Taefu’s body is covered with traditional Polynesian tattoos — patches of black; straight, jagged and curved lines; circles, triangles and rectangles. The lines reflect natural landscapes: ocean waves, mountain lines, tree lines and forest lines. 

They also follow the body’s natural lines and muscle groups

But the designs are purely non-ornamental —  they have very specific meanings.

“The canoe on my back represents the journey of my people [through the South Pacific],” he said. “And then the rafters on the side [of my back] represent the chief’s house, the connection to my mom and my dad's side of the families. And the most important one is the bellybutton. It’s the last bit that's been tattooed. It's to break off the bond between me and my mom. It's like a spiritual umbilical cord — once that is tattooed, I'm ready to go out into the world to become a man.” 

Taefu compared Polynesian tattoos to a passport. Polynesian societies use tattoos to signify where they come from, their family connections and their roles in society. 

His studio is expected to open on Saturday. It is opening at a time when traditional Indigenous tattooing is gaining steam as Indigenous people worldwide reclaim their cultures. 

It’s also opening at a time when there is greater awareness about cultural appropriation — the dominant culture taking and using elements of another, often historically oppressed, culture without understanding the significance of those artefacts.

Taefu gets asked regularly whether it’s okay for a non-Polynesian people to get the tattoos.

He said Polynesian cultures were tattooing outsiders even before European contact. There are specific motifs, lines and forms they developed to be used only on non-Polynesians.

Taefu knows these designs, and he can create tattoos made for outsiders that are respectful of Polynesian cultures. 
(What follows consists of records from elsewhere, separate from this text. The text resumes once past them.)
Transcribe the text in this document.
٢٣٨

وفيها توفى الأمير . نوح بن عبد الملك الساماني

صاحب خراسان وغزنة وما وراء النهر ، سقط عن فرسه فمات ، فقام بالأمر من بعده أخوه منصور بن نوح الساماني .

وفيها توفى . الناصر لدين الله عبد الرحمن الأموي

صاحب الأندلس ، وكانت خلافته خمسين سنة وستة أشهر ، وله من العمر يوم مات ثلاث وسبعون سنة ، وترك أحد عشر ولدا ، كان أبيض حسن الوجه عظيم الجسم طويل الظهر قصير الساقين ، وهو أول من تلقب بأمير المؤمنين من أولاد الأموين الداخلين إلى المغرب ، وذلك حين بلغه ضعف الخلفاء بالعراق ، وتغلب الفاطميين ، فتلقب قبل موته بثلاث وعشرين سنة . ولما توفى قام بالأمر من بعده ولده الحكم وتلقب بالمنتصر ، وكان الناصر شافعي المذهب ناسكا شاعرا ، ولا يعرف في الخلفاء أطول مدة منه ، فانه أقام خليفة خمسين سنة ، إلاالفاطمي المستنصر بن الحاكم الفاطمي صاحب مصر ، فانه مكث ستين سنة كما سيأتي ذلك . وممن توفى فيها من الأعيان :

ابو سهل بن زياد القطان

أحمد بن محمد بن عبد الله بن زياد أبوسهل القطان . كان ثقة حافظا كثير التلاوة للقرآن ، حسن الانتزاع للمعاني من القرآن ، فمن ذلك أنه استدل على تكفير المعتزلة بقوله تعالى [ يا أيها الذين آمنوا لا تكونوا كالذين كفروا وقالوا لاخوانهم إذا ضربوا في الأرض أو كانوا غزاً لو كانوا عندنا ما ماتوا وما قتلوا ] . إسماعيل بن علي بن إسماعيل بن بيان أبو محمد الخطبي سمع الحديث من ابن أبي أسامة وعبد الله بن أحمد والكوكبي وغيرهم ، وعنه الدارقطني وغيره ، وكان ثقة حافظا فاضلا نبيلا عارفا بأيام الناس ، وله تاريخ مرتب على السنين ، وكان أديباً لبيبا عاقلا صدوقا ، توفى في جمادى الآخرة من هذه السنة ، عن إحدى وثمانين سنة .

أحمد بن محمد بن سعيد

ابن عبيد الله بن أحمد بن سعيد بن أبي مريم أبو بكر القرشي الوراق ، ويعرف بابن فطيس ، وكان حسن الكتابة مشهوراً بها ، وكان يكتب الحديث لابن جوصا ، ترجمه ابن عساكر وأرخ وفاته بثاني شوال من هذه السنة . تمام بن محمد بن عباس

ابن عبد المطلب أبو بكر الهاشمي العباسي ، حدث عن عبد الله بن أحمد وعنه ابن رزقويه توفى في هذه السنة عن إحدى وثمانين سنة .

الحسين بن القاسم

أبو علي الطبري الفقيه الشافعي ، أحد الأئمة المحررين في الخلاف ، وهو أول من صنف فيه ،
Taefu said that for him Tatau Le Toa Inc. is all about carrying on his family’s legacy.  He started the studio with the help of his parents, who live in Aoteroa, also known as New Zealand, and all three of his daughters are curious about the art form.

As he expands his studio in St. Albert, he expects that his family will only get bigger. 

“When I tattoo someone, they automatically become a friend or a family member to me,” he said.  “They’re wearing something that represents them, but it's also a part of my culture.”